The cost of doing business with trucking apps is more pronounced in short-haul trucking than Junction and Southern Cos do. Shorter trips with fares in the hundreds of dollars lose their profits due to administrative costs faster than long-distance charges that generate thousands.
But those companies feel it, too, according to Tommy Barnes, an adviser to cargo technology startups and chief revenue officer at transportation software startup MyCarrier.
“The economies of scale are a little bit different, but there’s still a lot of administration,” he said.
And drivers who must use several different apps to record their own movements feel it the most.
“I feel bad for a lot of the pilots in space,” Barnes said. “Most of the people who are building these apps haven’t walked or driven a mile in their shoes.
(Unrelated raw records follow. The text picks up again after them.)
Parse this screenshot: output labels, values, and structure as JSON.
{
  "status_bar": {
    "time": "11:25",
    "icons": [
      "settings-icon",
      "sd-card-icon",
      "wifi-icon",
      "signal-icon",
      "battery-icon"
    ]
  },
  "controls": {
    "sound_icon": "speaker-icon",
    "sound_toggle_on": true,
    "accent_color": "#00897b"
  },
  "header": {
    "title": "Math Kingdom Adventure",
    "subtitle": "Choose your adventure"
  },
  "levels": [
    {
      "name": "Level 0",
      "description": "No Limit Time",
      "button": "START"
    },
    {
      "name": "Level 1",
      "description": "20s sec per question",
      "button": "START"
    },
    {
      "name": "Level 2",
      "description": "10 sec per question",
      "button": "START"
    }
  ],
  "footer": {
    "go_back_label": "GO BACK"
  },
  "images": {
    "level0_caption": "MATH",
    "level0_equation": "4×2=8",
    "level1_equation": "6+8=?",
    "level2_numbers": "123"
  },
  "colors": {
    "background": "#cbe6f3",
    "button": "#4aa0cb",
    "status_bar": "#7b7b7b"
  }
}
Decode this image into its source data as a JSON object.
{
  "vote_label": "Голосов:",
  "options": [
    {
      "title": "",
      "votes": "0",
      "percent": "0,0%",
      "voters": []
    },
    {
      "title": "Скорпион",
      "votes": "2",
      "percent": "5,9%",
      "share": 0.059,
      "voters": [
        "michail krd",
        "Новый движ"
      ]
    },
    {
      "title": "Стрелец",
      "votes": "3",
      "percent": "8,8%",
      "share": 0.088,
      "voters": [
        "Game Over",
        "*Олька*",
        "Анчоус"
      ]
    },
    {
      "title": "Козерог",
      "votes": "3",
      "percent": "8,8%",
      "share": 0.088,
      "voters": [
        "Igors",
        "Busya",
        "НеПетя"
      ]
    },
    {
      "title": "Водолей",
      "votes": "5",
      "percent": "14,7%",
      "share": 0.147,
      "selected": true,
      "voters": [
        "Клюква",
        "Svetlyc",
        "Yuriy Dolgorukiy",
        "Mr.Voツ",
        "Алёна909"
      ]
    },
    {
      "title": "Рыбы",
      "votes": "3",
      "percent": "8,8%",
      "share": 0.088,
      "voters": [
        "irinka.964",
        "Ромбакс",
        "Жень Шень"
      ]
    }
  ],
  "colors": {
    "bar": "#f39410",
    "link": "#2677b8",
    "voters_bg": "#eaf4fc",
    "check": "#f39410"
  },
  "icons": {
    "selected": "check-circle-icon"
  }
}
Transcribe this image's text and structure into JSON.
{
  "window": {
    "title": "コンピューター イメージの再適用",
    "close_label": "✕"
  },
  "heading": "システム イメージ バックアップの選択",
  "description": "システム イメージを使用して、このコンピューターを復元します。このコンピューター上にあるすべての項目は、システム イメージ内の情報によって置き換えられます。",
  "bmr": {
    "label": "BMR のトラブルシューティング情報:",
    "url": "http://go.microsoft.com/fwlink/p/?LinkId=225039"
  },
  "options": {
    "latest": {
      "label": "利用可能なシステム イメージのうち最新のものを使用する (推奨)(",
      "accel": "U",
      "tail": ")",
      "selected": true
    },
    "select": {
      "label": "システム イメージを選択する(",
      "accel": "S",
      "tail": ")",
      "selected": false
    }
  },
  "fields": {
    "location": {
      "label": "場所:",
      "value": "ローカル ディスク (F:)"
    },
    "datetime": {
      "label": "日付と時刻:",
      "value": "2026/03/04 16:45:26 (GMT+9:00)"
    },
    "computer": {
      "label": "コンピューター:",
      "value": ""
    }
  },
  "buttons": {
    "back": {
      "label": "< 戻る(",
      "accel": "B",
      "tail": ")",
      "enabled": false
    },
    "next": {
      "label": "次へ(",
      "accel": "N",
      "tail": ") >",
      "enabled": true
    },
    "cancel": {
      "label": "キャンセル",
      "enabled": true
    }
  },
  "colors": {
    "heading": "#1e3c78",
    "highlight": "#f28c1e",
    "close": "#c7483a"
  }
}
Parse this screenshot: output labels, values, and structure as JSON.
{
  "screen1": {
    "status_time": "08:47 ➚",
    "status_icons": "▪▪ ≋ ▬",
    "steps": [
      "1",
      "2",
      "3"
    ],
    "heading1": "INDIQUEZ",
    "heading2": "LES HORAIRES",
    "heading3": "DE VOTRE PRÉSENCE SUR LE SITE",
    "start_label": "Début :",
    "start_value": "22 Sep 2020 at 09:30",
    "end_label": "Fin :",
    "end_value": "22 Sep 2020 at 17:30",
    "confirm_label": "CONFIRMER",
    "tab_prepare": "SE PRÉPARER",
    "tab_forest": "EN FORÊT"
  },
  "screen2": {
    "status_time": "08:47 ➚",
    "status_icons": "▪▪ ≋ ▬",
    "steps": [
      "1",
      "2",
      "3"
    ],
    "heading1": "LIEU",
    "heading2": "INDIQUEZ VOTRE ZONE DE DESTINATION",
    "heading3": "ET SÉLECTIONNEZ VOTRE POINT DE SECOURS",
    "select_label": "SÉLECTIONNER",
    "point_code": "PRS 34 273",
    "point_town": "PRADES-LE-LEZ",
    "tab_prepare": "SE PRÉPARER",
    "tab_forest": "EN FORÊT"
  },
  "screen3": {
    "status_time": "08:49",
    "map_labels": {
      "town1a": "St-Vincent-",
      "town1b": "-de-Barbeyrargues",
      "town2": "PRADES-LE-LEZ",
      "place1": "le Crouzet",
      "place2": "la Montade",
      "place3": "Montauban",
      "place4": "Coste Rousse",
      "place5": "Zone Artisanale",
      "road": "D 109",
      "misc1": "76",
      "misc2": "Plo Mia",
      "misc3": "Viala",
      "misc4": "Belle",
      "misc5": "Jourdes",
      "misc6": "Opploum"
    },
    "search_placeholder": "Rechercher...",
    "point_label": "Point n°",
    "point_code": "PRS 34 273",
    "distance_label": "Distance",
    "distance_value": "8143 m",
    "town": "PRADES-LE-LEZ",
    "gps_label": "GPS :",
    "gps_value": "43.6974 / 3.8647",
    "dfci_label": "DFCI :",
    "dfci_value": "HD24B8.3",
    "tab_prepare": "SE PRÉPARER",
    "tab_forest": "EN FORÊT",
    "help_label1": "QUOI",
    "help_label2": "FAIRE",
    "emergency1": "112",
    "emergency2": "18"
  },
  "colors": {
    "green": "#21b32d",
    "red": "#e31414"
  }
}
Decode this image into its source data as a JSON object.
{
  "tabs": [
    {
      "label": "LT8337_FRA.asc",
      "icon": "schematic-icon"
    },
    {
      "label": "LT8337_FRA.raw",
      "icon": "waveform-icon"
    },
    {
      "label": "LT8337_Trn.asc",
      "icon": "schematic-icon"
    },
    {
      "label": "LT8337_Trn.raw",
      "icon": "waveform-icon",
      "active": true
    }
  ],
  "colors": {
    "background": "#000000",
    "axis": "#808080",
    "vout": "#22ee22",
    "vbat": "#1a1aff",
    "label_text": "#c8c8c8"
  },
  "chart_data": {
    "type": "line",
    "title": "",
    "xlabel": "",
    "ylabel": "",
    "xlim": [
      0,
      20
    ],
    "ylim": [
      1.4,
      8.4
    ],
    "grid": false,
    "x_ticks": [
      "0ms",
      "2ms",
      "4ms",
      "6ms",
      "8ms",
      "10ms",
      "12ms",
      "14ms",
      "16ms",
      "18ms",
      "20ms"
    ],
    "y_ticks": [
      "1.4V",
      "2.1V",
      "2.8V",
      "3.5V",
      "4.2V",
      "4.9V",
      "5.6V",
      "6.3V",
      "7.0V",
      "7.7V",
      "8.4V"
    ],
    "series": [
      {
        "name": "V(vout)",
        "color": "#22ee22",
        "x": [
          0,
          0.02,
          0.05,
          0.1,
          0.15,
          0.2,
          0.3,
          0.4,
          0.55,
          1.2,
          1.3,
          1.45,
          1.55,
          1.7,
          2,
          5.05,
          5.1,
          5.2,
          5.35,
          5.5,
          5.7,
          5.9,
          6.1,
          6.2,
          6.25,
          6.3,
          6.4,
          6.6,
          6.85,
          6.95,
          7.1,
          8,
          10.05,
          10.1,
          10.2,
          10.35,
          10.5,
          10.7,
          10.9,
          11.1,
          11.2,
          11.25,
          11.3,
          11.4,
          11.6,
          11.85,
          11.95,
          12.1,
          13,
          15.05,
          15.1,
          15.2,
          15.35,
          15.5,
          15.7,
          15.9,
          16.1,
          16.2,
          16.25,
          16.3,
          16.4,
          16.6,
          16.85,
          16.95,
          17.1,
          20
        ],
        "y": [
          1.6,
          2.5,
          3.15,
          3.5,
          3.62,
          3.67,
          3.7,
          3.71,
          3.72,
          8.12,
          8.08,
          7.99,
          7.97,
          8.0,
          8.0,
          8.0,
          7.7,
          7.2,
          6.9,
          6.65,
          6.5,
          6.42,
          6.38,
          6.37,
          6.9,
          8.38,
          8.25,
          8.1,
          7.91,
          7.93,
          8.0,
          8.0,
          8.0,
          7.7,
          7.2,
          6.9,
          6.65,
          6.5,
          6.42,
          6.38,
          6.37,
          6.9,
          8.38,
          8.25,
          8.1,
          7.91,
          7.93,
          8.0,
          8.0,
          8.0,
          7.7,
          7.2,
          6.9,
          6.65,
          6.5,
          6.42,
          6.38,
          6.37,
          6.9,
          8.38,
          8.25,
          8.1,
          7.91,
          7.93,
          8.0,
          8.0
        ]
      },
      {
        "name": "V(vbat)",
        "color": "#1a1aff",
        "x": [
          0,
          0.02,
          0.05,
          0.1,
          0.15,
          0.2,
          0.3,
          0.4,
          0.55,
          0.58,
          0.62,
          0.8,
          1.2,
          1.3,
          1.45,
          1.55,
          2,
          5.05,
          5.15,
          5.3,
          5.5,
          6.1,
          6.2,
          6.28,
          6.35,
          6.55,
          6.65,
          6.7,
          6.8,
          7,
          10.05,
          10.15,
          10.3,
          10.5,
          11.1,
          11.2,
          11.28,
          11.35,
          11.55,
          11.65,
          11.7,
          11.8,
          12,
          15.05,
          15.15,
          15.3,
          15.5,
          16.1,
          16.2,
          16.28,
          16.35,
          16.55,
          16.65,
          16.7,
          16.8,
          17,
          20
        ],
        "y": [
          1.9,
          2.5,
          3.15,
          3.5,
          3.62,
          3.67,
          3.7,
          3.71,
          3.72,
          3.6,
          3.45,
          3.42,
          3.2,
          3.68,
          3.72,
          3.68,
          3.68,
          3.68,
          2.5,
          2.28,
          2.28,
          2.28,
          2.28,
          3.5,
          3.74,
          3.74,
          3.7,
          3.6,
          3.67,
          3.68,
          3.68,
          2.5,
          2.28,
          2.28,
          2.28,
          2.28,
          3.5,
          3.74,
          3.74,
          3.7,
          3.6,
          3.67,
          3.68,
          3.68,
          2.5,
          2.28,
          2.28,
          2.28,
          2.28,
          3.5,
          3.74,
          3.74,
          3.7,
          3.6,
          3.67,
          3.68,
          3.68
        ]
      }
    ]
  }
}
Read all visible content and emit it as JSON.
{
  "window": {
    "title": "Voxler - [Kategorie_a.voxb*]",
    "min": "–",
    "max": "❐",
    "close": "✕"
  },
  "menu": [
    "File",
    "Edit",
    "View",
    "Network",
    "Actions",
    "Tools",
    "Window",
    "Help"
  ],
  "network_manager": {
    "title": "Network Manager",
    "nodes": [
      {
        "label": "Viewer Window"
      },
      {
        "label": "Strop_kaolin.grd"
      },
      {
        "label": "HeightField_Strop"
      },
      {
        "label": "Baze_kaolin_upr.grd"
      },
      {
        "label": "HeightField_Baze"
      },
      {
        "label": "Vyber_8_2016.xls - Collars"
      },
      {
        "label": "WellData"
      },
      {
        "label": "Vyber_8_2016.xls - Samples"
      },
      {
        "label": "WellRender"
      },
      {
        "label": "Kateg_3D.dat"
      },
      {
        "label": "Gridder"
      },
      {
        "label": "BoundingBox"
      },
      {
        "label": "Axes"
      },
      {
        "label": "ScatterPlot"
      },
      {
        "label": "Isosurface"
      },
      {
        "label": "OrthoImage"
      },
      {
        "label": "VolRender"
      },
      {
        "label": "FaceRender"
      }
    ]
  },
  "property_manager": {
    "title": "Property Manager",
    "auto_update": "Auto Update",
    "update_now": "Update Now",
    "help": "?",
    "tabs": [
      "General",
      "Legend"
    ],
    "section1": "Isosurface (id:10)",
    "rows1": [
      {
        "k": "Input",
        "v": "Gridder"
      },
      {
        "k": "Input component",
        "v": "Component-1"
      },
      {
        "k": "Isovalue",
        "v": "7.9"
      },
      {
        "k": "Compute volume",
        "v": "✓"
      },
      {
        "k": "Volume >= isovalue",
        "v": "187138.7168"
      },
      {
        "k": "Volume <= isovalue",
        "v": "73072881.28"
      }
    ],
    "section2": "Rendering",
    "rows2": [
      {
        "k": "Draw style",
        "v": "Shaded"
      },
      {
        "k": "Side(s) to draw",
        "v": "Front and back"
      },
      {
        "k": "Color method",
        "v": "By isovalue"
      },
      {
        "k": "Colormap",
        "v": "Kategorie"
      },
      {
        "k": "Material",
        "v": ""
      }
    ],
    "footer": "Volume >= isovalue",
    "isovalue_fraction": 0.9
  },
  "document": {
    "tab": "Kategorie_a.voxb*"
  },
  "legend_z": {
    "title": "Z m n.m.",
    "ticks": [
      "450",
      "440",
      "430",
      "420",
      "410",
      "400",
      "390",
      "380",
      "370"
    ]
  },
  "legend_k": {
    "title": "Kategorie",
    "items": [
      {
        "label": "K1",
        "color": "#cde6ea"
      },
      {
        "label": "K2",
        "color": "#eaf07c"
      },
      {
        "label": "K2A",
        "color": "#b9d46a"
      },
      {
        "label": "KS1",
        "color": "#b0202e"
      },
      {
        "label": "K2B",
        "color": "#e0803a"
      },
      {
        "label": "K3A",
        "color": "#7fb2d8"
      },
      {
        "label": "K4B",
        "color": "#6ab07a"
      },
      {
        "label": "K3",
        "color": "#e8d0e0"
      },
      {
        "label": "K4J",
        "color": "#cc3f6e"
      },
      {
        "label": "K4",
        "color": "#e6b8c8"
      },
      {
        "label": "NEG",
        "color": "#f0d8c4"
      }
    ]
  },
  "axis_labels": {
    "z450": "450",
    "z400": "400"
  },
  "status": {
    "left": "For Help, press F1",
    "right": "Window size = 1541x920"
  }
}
The app is a hassle.”
Industry leaders see some solutions. The first is to create more passive opportunities to exchange data. The trucks are equipped with telematics systems that could do much of this work, according to Barnes. But it would require massive industry coordination and a healthy dose of technology adoption by operators.
Shoaib Makani, CEO of Motive, which makes telematics and fleet management tools, said digital brokerage startups were ripe for aggregation or even consolidation, as airlines have seen with Expedia and Kayak.
But perhaps a more achievable tactic in the short term is for tech companies to put more energy into making it easier for trucking companies to work with them. LaBar said meeting trucking companies where they are has been a successful strategy at Cargomatic.
“We have companies that we do all their appointments for,” he said.
If tech companies don’t make that kind of effort, the result could be that more operators, like Weiland and Torres, simply say no.
“If they need you to cover the load, and I have the truck power, but I’m not going to run the system, they’ll get the load and figure it out for themselves,” Weiland said.
As technology infiltrates more aspects of the industry, the proliferation of platforms will only get worse, Barnes said. And if the trucking industry heads off ramp from a two-year boom, it’s time to take solutions up a notch.